Partant, les supporters et les associations de supporters sont désormais reconnus comme de véritables acteurs du sport qui par « leur comportement et leur activité, participent au bon déroulement des manifestations et compétitions sportives et concourent à la promotion des valeurs du sport » (C. sport, art. L. 224-1).

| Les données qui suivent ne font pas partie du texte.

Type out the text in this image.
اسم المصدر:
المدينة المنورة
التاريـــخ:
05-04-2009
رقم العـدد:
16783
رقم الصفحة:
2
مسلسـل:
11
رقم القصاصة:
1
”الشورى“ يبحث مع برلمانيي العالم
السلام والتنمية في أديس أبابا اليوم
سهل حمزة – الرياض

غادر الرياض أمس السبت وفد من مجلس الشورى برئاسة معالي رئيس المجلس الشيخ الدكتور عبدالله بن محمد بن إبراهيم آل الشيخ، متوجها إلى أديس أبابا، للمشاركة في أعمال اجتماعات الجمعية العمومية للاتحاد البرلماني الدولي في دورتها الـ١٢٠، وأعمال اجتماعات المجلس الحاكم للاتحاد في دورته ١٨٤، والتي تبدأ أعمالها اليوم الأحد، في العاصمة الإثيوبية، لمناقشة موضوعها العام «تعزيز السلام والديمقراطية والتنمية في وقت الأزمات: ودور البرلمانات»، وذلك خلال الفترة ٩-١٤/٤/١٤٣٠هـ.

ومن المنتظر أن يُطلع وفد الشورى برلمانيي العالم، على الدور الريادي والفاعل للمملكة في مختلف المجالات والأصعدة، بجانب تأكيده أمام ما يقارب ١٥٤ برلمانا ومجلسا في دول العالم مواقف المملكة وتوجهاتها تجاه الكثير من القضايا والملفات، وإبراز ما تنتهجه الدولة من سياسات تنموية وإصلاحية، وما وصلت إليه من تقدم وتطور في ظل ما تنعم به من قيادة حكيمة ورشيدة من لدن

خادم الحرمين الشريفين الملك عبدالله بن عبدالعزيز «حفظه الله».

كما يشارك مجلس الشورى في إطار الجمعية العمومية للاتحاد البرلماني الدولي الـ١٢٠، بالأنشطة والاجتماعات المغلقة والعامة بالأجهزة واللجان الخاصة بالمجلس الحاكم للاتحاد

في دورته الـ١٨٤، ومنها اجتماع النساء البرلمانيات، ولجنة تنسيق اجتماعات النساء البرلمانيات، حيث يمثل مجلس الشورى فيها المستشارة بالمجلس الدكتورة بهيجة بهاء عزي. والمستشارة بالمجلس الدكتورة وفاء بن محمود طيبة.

En cette qualité, force est de constater que les instances sportives et le législateur ont façonné un panel de mesures destinées à endiguer des phénomènes récurrents et préoccupants de violence à l’occasion de manifestations sportives.
Cependant, les agissements répréhensibles récents de supporters émaillant plusieurs matches de football ont relancé la question de l’efficacité de ces mesures et la nécessité de développer d’autres mesures répressives alors même que beaucoup d’observateurs du monde du sport, rappelant la convention du Conseil de l’Europe sur une approche intégrée de la sécurité, de la sûreté et des services lors des matches de football et autres manifestations sportives, évoquent la nécessité pour la France de reconfigurer son supportérisme par une approche pluri-institutionnelle intégrant davantage les supporters dans le bon déroulement de ces événements (Décr. no 2021-551 du 4 mai 2021 portant publication de la convention du Conseil de l’Europe sur une approche intégrée de la sécurité, de la sûreté et des services lors des matches de football et autres manifestations sportives, signée à Saint-Denis le 3 juill. 2016).
En réaction à ce fléau, le Gouvernement semblant vouloir prendre de nouvelles mesures, a indiqué qu’il entendait les jours prochains arrêter sa réflexion sur quatre axes majeurs : l’amélioration de la sécurité dans les stades, l’interdiction de stade pour les supporters fautifs, la sécurité privée dans l’enceinte sportive ainsi que le processus de décision de l’arrêt d’un match.